Weight Loss on a Small Budget

Many people are under the impression that eating healthy is more expensive, making it quite expensive to lose weight unless you eat dramatically less. This trap can be avoided by taking the time to learn what types of foods are actually good for you. There’s a wonderful saying: Eat like you’re poor. You may say it’s easy, I’m poor. Unfortunately, many people think they can’t eat healthy because they don’t have much money and end up buying spaghetti-os, cheap noodle soups, and eating fast food. But when we translate what the saying actually means, it can give you tremendous insight into ways to cut the cost of groceries while staying healthy and thin.

The saying “eat like you’re poor” simply means you’re eating whole foods. Whole foods, when bought in bulk, are much cheaper than ready-made meals. There are many different types of whole foods that are highly nutritious, filling, and take little time to eat. Whole foods can be pretty much defined as single ingredient foods. Regardless of whether the packaging says “organic” or “natural,” whole foods never have a laundry list of unidentifiable ingredients. The fewer ingredients, the less processed the food is usually. By preparing the food yourself, you have the opportunity to know exactly what’s in what you’re eating, giving you control over the exact portion size and calories.

For example, you go out and buy a frozen pizza with an average price of $5-6. Depending on appetite, this can be one or two meals. The amount of fat, salt, and preservatives in this pizza is off the charts. Empty calories make up most of the caloric value of pizza, and you get very little nutritional value. Don’t be fooled by “extra vitamin and nutrient levels” as this type of supplemental nutrition does nothing about cravings. With the same money you spent on pizza, it would be possible to buy a significant amount of corn, lentils, beans, rice, and maybe some squash or vegetables. Not only is this much healthier, but you could cook a significant amount more food for the same price. Additionally, you now have complete control over the amount of salt and other ingredients you put in your food.

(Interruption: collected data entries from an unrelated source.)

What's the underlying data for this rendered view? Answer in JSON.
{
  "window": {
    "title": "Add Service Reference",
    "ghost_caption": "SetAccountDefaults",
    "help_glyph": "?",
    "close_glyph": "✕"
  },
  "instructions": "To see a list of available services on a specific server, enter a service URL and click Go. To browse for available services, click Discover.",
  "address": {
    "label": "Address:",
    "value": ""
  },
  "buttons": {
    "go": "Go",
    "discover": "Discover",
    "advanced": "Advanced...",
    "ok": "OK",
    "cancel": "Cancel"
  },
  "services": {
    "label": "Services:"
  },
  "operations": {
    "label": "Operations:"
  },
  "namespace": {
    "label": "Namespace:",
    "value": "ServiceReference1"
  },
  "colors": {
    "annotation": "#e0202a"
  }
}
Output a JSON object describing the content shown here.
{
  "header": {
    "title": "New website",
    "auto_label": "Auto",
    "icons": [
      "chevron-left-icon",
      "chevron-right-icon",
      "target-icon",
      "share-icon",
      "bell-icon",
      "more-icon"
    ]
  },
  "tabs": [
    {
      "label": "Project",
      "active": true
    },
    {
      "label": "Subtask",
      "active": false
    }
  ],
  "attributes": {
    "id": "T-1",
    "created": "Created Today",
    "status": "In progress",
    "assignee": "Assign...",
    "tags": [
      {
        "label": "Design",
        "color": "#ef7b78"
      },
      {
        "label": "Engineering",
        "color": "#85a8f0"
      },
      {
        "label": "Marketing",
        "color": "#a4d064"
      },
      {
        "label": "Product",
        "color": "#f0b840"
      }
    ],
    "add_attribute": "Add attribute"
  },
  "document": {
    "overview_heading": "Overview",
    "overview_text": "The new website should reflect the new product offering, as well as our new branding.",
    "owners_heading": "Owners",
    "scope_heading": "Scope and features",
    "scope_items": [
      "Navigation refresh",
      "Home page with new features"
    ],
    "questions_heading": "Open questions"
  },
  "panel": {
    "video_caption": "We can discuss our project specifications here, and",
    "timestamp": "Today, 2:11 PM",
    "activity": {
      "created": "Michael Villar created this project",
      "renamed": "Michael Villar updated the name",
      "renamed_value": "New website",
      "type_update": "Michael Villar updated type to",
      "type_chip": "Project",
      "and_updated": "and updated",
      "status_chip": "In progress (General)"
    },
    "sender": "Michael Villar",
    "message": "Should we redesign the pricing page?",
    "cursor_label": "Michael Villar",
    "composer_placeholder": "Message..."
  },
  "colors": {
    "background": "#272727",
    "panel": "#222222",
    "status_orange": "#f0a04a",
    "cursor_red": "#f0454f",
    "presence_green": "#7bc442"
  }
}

Whole foods make it much easier to lose weight for several reasons. First, the calories in whole foods are almost never empty calories. Processed foods are loaded with empty calories, refined sugar, cholesterol, fat and dangerous additives. All of this works to slow your metabolism, keep you hungry so you eat more, fuel cravings, and inevitably add more weight to your body.

Second, whole foods are easier to digest, making the nutrients easier to absorb. When nutrients are absorbed more efficiently, you feel full faster and eat less. Basically, these natural ingredients are much easier for the body to recognize, while artificial additives like high fructose corn syrup (found in almost all processed foods) are much more difficult for the body to recognize and understand how to use them. When the body cannot recognize an ingredient, some of it is eliminated and some of it is neutralized the way the body does best, it is stored in fat molecules.

Eating cheaply is actually quite easy. It’s just a matter of deciding how much weight you want to lose. Your budget will always allow for more “whole foods” than canned processed foods. Buying groceries in bulk is a great way to save money, give you complete control over what’s added to your food, eat healthier, reduce cravings, and lose weight.